Besides, in a recent study, it was found that our so-called ancestors have always fascinated researchers and scientists and at the same time, given the much-needed information about human evolution and growth pattern. Recently, a 50,000-year-old Neanderthal skull was re-analyzed, and it was discovered that in addition to enduring multiple injuries and debilitations, the male skull was also profoundly deaf. But the shocking thing is that with all these disabilities, the male Neanderthal still managed to live well into his 40s, which is considered as a quite old age as per Palaeolithic standards.
But the new research indicated that this astonishing feat could have only been possible by the support of others. Actually, the remains of this old male Neanderthal was found at Shanidar Cave in Iraqi Kurdistan way back in 1957. At that time the researchers saw many physical injuries and disabilities present in the Neanderthal fossil, and when they analyzed the skull, they found out that the Neanderthal suffered a crushing blow to the head near his eye socket when he was young, likely causing some visual impairment. His right hand and forearm were missing. He might have walked with a serious gait and also suffered from a hyperostotic disease.

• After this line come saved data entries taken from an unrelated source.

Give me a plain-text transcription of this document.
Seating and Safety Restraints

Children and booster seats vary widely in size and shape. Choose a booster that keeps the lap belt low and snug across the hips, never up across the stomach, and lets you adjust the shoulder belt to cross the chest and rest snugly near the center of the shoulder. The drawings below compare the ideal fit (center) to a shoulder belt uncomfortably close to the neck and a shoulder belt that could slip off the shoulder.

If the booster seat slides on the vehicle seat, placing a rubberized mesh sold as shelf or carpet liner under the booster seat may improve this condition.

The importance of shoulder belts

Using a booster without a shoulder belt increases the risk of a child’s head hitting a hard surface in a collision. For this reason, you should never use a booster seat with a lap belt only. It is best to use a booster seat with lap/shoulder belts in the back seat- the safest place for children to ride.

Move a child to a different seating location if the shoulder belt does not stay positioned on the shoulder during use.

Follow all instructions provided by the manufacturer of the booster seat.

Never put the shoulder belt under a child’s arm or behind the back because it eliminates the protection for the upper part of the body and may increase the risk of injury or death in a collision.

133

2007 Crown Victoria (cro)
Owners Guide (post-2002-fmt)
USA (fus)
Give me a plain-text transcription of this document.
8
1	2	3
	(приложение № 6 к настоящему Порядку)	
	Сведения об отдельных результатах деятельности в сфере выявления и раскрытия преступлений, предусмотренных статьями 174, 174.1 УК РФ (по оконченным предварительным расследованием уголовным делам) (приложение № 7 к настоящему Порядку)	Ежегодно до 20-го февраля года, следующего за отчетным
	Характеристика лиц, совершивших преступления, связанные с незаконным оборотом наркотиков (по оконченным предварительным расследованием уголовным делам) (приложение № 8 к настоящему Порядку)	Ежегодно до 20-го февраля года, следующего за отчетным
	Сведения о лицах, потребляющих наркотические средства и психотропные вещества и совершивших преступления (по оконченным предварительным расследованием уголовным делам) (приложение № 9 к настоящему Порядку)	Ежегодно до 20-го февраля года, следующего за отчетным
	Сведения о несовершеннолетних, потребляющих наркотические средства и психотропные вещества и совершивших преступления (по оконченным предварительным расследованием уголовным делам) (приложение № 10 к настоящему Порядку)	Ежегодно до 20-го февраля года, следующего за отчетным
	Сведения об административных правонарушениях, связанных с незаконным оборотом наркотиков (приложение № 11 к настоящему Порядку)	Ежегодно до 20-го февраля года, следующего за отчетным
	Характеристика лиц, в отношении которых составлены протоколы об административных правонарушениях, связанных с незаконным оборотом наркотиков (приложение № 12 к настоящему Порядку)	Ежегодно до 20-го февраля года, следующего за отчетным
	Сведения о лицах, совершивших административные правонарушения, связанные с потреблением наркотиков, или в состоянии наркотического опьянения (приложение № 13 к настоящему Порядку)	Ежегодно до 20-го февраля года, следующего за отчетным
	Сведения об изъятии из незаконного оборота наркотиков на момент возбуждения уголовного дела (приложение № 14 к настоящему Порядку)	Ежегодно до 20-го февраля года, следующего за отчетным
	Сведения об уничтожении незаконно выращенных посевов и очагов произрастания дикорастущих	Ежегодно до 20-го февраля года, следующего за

But recently, when the Neanderthal specimen dubbed as Shanidar 1 was analyzed again, scientists found out yet another shocking disability. They discovered that the bony growths found in the Neanderthal’s ear canals would have resulted in a serious hearing loss that means the Palaeolithic-era hunter-gatherer was profoundly deaf. Anthropologists Erik Trinkaus from Washington University in St. Louis and Sébastien Villotte of the French National Centre for Scientific Research, carried out this updated analysis and found out this hearing disability in Shanidar 1. The authors informed that it would have been essentially impossible for Shanidar 1 to maintain a sufficiently clear canal for adequate sound transmission. Hence, he would have been effectively deaf in his right ear, and he likely had at least partial CHL(conductive hearing loss) in the left year.
The authors also added that this hearing disability is a serious sensory deprivation Pleistocene hunter-gatherer. But despite his deafness, the Neanderthal died between 40-50 years of age and by Palaeolithic standards, he was an old man when he died. So, scientists believe that Shanidar 1 managed to live long by taking help of others or by social support. Because his inability to hear would have resulted in less communication and coordination, and he would have been more vulnerable to ubiquitous carnivores. So, social support was the key to his long survival.